As we all know FEP doesn’t have tamper protection or the possibility to password protect the uninstallation of the FEP client. I normally use the collection query I posted before on my blog to automate the re-installation of the FEP client if it is uninstalled. https://ccmexec.com/2011/11/forefront-endpoint-protection-and-locally-removed/
But in the case where we have users that are local admins, I know it is a pain but the real-world, I try to do one of these tricks as well to at least make it harder for them to uninstall the FEP client.
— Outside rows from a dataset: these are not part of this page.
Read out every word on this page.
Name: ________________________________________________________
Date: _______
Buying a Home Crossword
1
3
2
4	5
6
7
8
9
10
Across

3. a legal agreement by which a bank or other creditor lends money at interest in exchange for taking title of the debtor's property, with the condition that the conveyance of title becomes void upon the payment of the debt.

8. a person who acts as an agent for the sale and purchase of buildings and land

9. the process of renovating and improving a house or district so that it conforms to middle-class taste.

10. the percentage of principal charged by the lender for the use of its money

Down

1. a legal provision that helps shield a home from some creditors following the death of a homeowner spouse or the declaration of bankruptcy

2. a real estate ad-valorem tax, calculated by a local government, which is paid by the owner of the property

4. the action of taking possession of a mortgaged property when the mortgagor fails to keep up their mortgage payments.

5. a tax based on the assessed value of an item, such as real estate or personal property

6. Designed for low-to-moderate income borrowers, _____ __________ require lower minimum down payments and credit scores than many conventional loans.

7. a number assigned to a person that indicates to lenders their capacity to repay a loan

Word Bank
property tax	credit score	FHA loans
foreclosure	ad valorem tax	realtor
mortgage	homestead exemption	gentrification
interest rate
1. Remove the Uninstallstring registry value for the FEP client, then the FEP client is no longer visible under uninstall a program in the Control Panel. I use this really simple script to achieve it:
const HKEY_LOCAL_MACHINE = &H80000002
Set oReg=GetObject("winmgmts:{impersonationLevel=impersonate}!\\.\root\default:StdRegProv")
strKeyPath = "SOFTWARE\Microsoft\Windows\CurrentVersion\Uninstall\Microsoft Security Client"
strStringValueName = "UninstallString"
oReg.DeleteValue HKEY_LOCAL_MACHINE,strKeyPath,strStringValueName
2. The second option is to replace the uninstall key with a script prompting the user that it is not allowed to uninstall the FEP client, getting the below result.
I simply copy a vbscript with the below content to the C:\windows directory and then run it from there, sample script for the promptscript:
MsgBox "FEP is not allowed to be uninstalled", 0, "FEP Uninstaller"
Sample script for replacing the FEP uninstall string:
const HKEY_LOCAL_MACHINE = &H80000002
Set oReg=GetObject("winmgmts:{impersonationLevel=impersonate}!\\.\root\default:StdRegProv")
strKeyPath = "SOFTWARE\Microsoft\Windows\CurrentVersion\Uninstall\Microsoft Security Client"
strStringValueName = "UninstallString"
strvalue = "wscript.exe c:\windows\fepuninst.vbs"
oReg.SetStringValue HKEY_LOCAL_MACHINE,strKeyPath,strStringValueName,strValue
I hope this can be helpful, it isn’t pretty but it does it’s job.